Muchos años después se le ocurre al oriundo James Benning mirar a la misma historia y precederla de otra mucho más discreta protagonizada por Bernadette Protti, una asesina de una única víctima, "de poca monta" en el abultado historial delictivo estadounidense, que había cobrado fugaz notoriedad en el 84, más que nada porque había conseguido engañar al detector de mentiras de la policía durante un tiempo.

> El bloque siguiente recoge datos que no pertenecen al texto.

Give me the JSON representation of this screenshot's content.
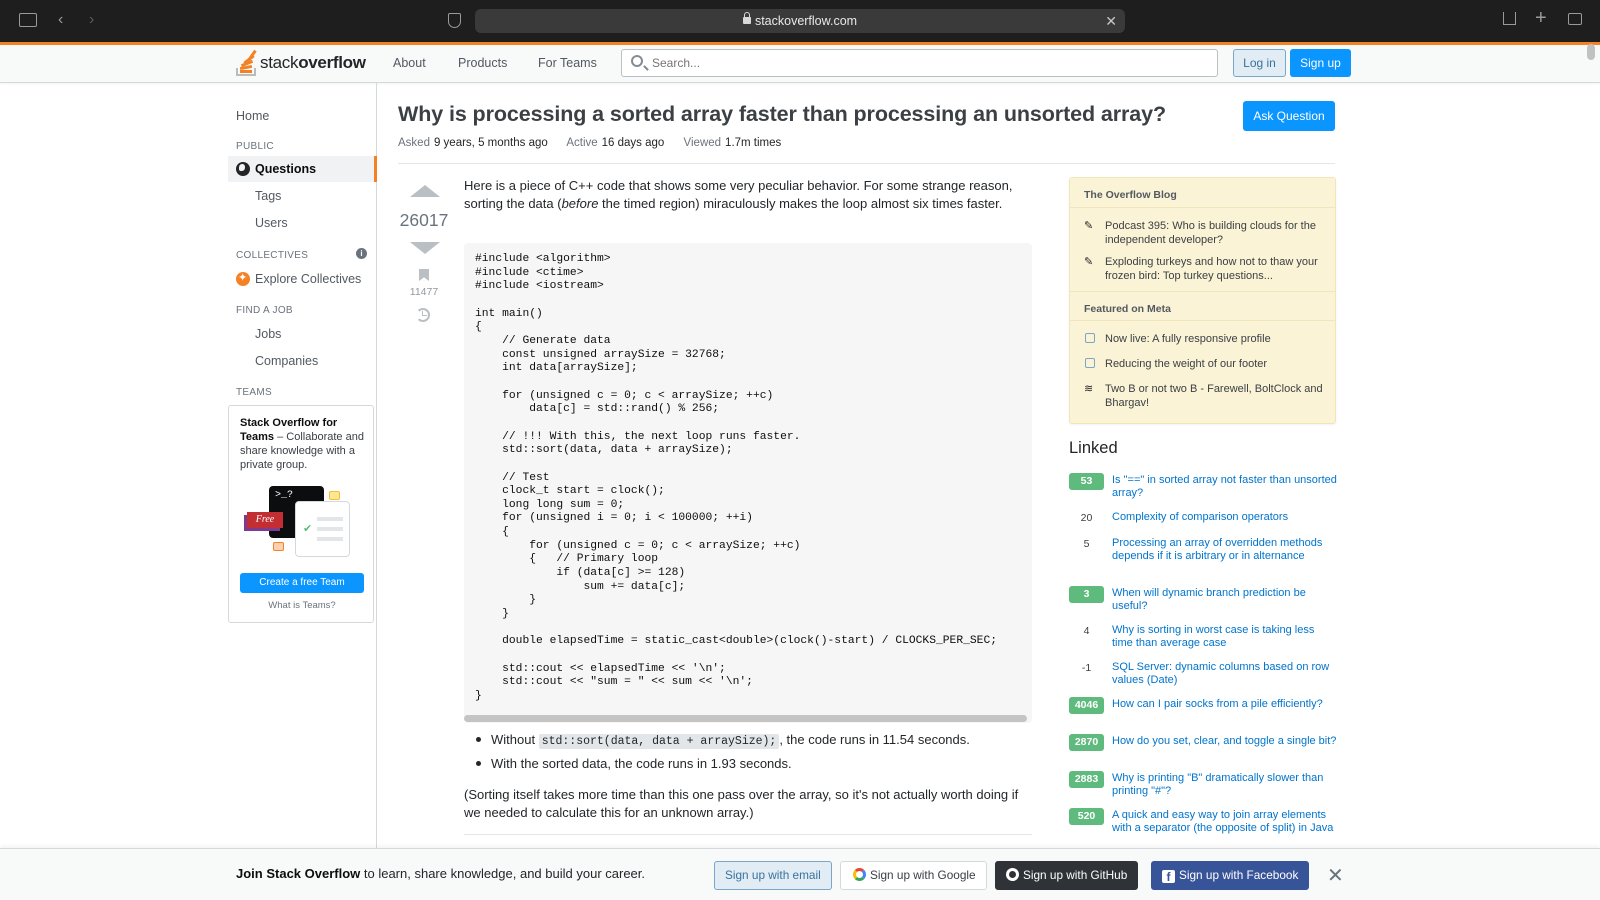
{
  "browser": {
    "url": "stackoverflow.com",
    "icons": [
      "sidebar-icon",
      "back-icon",
      "forward-icon",
      "privacy-shield-icon",
      "reader-icon",
      "close-icon",
      "share-icon",
      "new-tab-icon",
      "tabs-overview-icon"
    ]
  },
  "topbar": {
    "logo_light": "stack",
    "logo_bold": "overflow",
    "nav": [
      "About",
      "Products",
      "For Teams"
    ],
    "search_placeholder": "Search...",
    "login": "Log in",
    "signup": "Sign up"
  },
  "sidebar": {
    "home": "Home",
    "public_heading": "PUBLIC",
    "questions": "Questions",
    "tags": "Tags",
    "users": "Users",
    "collectives_heading": "COLLECTIVES",
    "explore_collectives": "Explore Collectives",
    "find_job_heading": "FIND A JOB",
    "jobs": "Jobs",
    "companies": "Companies",
    "teams_heading": "TEAMS",
    "teams_promo_bold": "Stack Overflow for Teams",
    "teams_promo_rest": " – Collaborate and share knowledge with a private group.",
    "teams_free_badge": "Free",
    "teams_terminal": ">_?",
    "teams_cta": "Create a free Team",
    "teams_what": "What is Teams?"
  },
  "question": {
    "title": "Why is processing a sorted array faster than processing an unsorted array?",
    "ask_button": "Ask Question",
    "asked_label": "Asked",
    "asked_value": "9 years, 5 months ago",
    "active_label": "Active",
    "active_value": "16 days ago",
    "viewed_label": "Viewed",
    "viewed_value": "1.7m times",
    "votes": "26017",
    "bookmarks": "11477",
    "intro_part1": "Here is a piece of C++ code that shows some very peculiar behavior. For some strange reason, sorting the data (",
    "intro_em": "before",
    "intro_part2": " the timed region) miraculously makes the loop almost six times faster.",
    "code": "#include <algorithm>\n#include <ctime>\n#include <iostream>\n\nint main()\n{\n    // Generate data\n    const unsigned arraySize = 32768;\n    int data[arraySize];\n\n    for (unsigned c = 0; c < arraySize; ++c)\n        data[c] = std::rand() % 256;\n\n    // !!! With this, the next loop runs faster.\n    std::sort(data, data + arraySize);\n\n    // Test\n    clock_t start = clock();\n    long long sum = 0;\n    for (unsigned i = 0; i < 100000; ++i)\n    {\n        for (unsigned c = 0; c < arraySize; ++c)\n        {   // Primary loop\n            if (data[c] >= 128)\n                sum += data[c];\n        }\n    }\n\n    double elapsedTime = static_cast<double>(clock()-start) / CLOCKS_PER_SEC;\n\n    std::cout << elapsedTime << '\\n';\n    std::cout << \"sum = \" << sum << '\\n';\n}",
    "bullet1_pre": "Without ",
    "bullet1_code": "std::sort(data, data + arraySize);",
    "bullet1_post": ", the code runs in 11.54 seconds.",
    "bullet2": "With the sorted data, the code runs in 1.93 seconds.",
    "tail": "(Sorting itself takes more time than this one pass over the array, so it's not actually worth doing if we needed to calculate this for an unknown array.)"
  },
  "overflow_blog": {
    "heading": "The Overflow Blog",
    "items": [
      "Podcast 395: Who is building clouds for the independent developer?",
      "Exploding turkeys and how not to thaw your frozen bird: Top turkey questions..."
    ]
  },
  "featured_meta": {
    "heading": "Featured on Meta",
    "items": [
      "Now live: A fully responsive profile",
      "Reducing the weight of our footer",
      "Two B or not two B - Farewell, BoltClock and Bhargav!"
    ]
  },
  "linked": {
    "heading": "Linked",
    "items": [
      {
        "score": "53",
        "accepted": true,
        "title": "Is \"==\" in sorted array not faster than unsorted array?"
      },
      {
        "score": "20",
        "accepted": false,
        "title": "Complexity of comparison operators"
      },
      {
        "score": "5",
        "accepted": false,
        "title": "Processing an array of overridden methods depends if it is arbitrary or in alternance"
      },
      {
        "score": "3",
        "accepted": true,
        "title": "When will dynamic branch prediction be useful?"
      },
      {
        "score": "4",
        "accepted": false,
        "title": "Why is sorting in worst case is taking less time than average case"
      },
      {
        "score": "-1",
        "accepted": false,
        "title": "SQL Server: dynamic columns based on row values (Date)"
      },
      {
        "score": "4046",
        "accepted": true,
        "title": "How can I pair socks from a pile efficiently?"
      },
      {
        "score": "2870",
        "accepted": true,
        "title": "How do you set, clear, and toggle a single bit?"
      },
      {
        "score": "2883",
        "accepted": true,
        "title": "Why is printing \"B\" dramatically slower than printing \"#\"?"
      },
      {
        "score": "520",
        "accepted": true,
        "title": "A quick and easy way to join array elements with a separator (the opposite of split) in Java"
      }
    ]
  },
  "banner": {
    "text_bold": "Join Stack Overflow",
    "text_rest": " to learn, share knowledge, and build your career.",
    "email": "Sign up with email",
    "google": "Sign up with Google",
    "github": "Sign up with GitHub",
    "facebook": "Sign up with Facebook"
  }
}
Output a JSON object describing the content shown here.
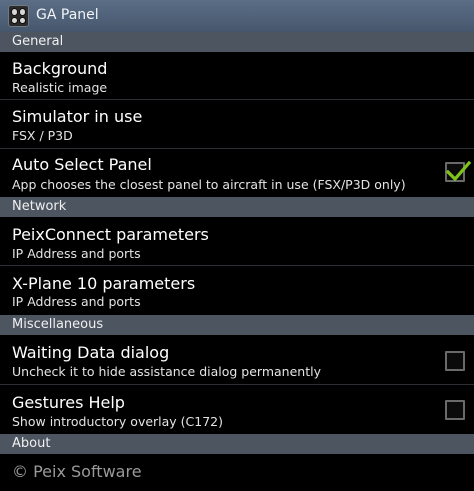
{
  "app": {
    "title": "GA Panel"
  },
  "sections": {
    "general": "General",
    "network": "Network",
    "misc": "Miscellaneous",
    "about": "About"
  },
  "items": {
    "background": {
      "title": "Background",
      "summary": "Realistic image"
    },
    "simulator": {
      "title": "Simulator in use",
      "summary": "FSX / P3D"
    },
    "auto_select": {
      "title": "Auto Select Panel",
      "summary": "App chooses the closest panel to aircraft in use (FSX/P3D only)",
      "checked": true
    },
    "peixconnect": {
      "title": "PeixConnect parameters",
      "summary": "IP Address and ports"
    },
    "xplane": {
      "title": "X-Plane 10 parameters",
      "summary": "IP Address and ports"
    },
    "waiting": {
      "title": "Waiting Data dialog",
      "summary": "Uncheck it to hide assistance dialog permanently",
      "checked": false
    },
    "gestures": {
      "title": "Gestures Help",
      "summary": "Show introductory overlay (C172)",
      "checked": false
    }
  },
  "footer": {
    "text": "© Peix Software"
  },
  "colors": {
    "accent_check": "#7fc31c",
    "section_bg": "#4d5561",
    "titlebar": "#52637a"
  }
}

"Landscape suicide", de 1986, acontece mientras el arriba mencionado Dahmer seguía actuando, pero, ciertamente, en un momento en que ya habían caído la gran mayoría de celebridades nacionales del crimen no organizado: hacía muy poco que habían terminado su andadura en la interestatal 35 la pareja formada por Henry Lee Lucas y Ottis O'Toole, el verano anterior detuvieron al más temible de los merodeadores, Richard Ramírez y desde finales de los 70 ya no desfiguraban la iconografía americana ni John Wayne Gacy, ni David Berkowitz, ni Ted Bundy, por no mencionar a Richard Speck.
 
 
Consumado paisajista, uno de los grandes observadores y compositores de imágenes, Benning escoge sin embargo una opción complicada para combinar sus estáticas tomas, la de utilizar actores para interpretar a los atribulados asesinos y así poder mirar a dos abismos, el de la culpa y el del imposible entendimiento de los hechos, tan imposible para quien escucha como para quien habla.

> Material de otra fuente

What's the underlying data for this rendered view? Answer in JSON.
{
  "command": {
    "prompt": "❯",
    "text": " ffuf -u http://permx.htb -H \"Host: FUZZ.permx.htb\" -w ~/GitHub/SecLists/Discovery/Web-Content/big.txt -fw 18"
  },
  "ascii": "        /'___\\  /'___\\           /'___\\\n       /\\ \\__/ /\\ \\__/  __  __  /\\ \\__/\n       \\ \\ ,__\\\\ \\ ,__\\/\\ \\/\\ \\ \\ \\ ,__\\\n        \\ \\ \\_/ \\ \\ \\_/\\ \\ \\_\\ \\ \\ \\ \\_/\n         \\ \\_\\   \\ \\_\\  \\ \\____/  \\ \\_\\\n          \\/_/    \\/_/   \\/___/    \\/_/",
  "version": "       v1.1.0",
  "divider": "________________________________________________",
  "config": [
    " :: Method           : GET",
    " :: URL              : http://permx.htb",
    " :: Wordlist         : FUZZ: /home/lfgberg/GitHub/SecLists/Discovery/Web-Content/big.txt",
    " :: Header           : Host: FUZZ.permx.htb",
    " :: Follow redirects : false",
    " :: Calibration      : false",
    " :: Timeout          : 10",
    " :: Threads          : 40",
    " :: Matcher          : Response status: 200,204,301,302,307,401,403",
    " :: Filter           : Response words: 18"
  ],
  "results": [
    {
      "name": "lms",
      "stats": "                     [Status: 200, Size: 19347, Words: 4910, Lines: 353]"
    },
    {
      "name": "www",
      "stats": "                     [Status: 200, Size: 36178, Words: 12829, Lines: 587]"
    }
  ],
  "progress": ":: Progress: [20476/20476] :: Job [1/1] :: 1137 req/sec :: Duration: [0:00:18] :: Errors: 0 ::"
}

La América de un film anterior suyo, pura nostalgia, "American dreams: lost and found" (1984), aquel país de gestas deportivas y de baladas para después de la guerra transmitidas por la radio, apenas se intuye en los exteriores californianos de "Landscape suicide", enrarecidos, tocados por el viejo influjo de "Blow up" de Antonioni, ni destino ideal ni lugar de paso seguro, inquietantes con una simple alteración del tiempo de exposición o de los sonidos de fondo, ese terreno que ha batido a fondo David Lynch.

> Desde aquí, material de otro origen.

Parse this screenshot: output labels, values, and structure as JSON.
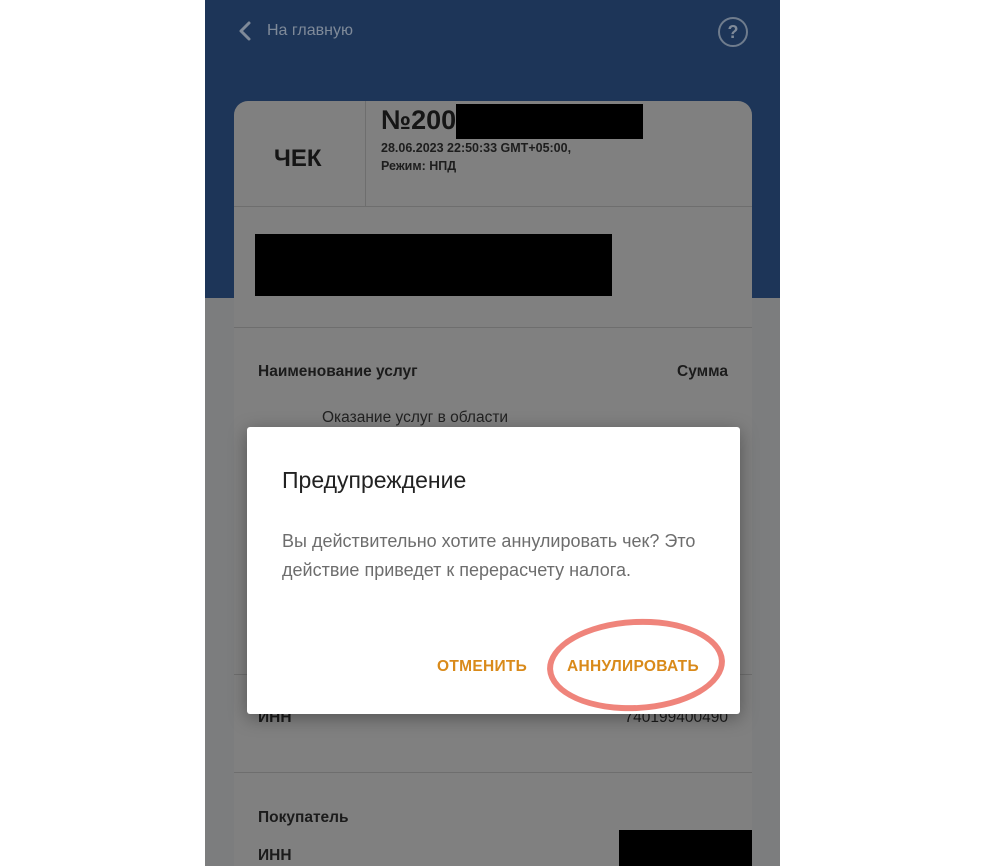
{
  "header": {
    "back_label": "На главную",
    "help_glyph": "?"
  },
  "receipt": {
    "title": "ЧЕК",
    "number": "№200",
    "datetime": "28.06.2023 22:50:33 GMT+05:00,",
    "mode": "Режим: НПД",
    "columns": {
      "service": "Наименование услуг",
      "sum": "Сумма"
    },
    "service_text": "Оказание услуг в области",
    "seller_inn_label": "ИНН",
    "seller_inn_value": "740199400490",
    "buyer_label": "Покупатель",
    "buyer_inn_label": "ИНН"
  },
  "dialog": {
    "title": "Предупреждение",
    "message": "Вы действительно хотите аннулировать чек? Это действие приведет к перерасчету налога.",
    "cancel_label": "ОТМЕНИТЬ",
    "confirm_label": "АННУЛИРОВАТЬ"
  },
  "colors": {
    "header_bg": "#1d3558",
    "button_text": "#d98a1a",
    "highlight_ring": "#ec6e64",
    "redaction": "#000000"
  },
  "icons": [
    "chevron-left-icon",
    "help-icon"
  ]
}
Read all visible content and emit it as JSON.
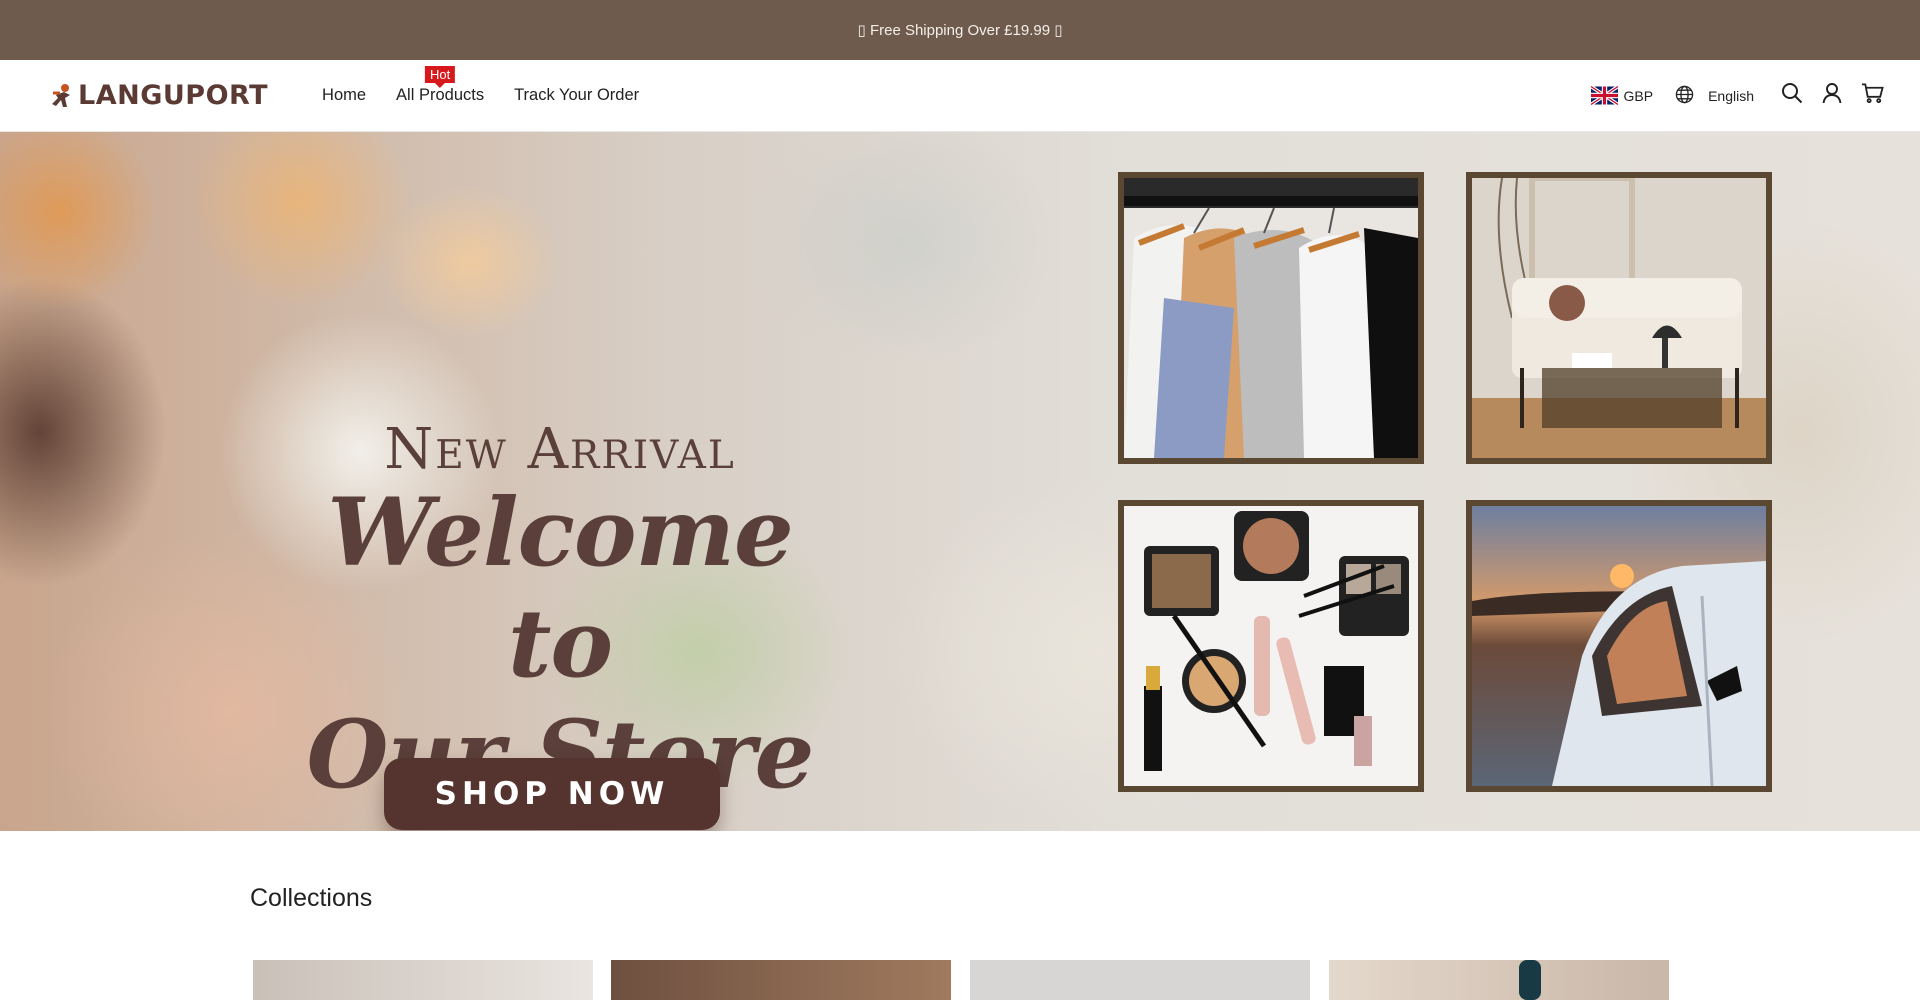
{
  "announcement": {
    "text": "▯ Free Shipping Over £19.99 ▯"
  },
  "header": {
    "logo_text": "LANGUPORT",
    "nav": [
      {
        "label": "Home"
      },
      {
        "label": "All Products",
        "badge": "Hot"
      },
      {
        "label": "Track Your Order"
      }
    ],
    "currency": "GBP",
    "language": "English"
  },
  "hero": {
    "line1": "New Arrival",
    "line2": "Welcome to",
    "line3": "Our Store",
    "cta": "SHOP NOW",
    "tiles": [
      "clothing-rack",
      "living-room-sofa",
      "makeup-cosmetics",
      "car-sunset"
    ]
  },
  "collections": {
    "title": "Collections"
  },
  "colors": {
    "announcement_bg": "#6e5b4d",
    "brand_brown": "#5a3f3a",
    "hot_badge": "#d7191d",
    "tile_border": "#5a4832"
  },
  "icons": [
    "globe-icon",
    "search-icon",
    "account-icon",
    "cart-icon",
    "uk-flag-icon"
  ]
}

En plena era del AOR, las melenas crepadas y Michael Jackson, cualquier apacible rincón de esta suerte de proverbial tierra prometida, resulta mucho más desasosegante que las heladas estampas del norte donde nació Benning y donde deambuló Ed Gein.
En Wisconsin, tierra de cazadores - antaño expertos - y opresivo e indefectible horizonte para cuantos no puedan escapar a las grandes ciudades cercanas, la locura de nuestro protagonista es paradójicamente una más de las señales de vida emitidas por cada encuadre, bello mientras esté fuera del tiempo, que no necesita, que no quiere invitados de ninguna clase.  
 
 
 
Las confusas respuestas de Gein, con esa extraña amabilidad producida por la amnesia, las enfrenta Benning a una serie de planos que parecen un "ensayo general" para un film posterior, el igualmente excepcional "Deseret" de 1995 y a un ritual, el del desollamiento de un ciervo, eviscerado por un cazador que no es otro sino el hermano mayor del cineasta, John.
Ninguna violencia ni repugnancia quiere comunicar con ello James Benning, ninguna comparación con las indecorosas costumbres "forenses" de Gein, ninguna revelación acerca de la salvaje "verdad" de un hecho, como Jack Chambers hizo en varias discutibles ocasiones, una de ellas al menos, célebre, "The hart of London".
De alguna manera, filmar y cerrar con esos planos, restituye la normalidad a un entorno, los bosques de su infancia y a unos recuerdos, que dejan de ser privados justo en ese preciso instante.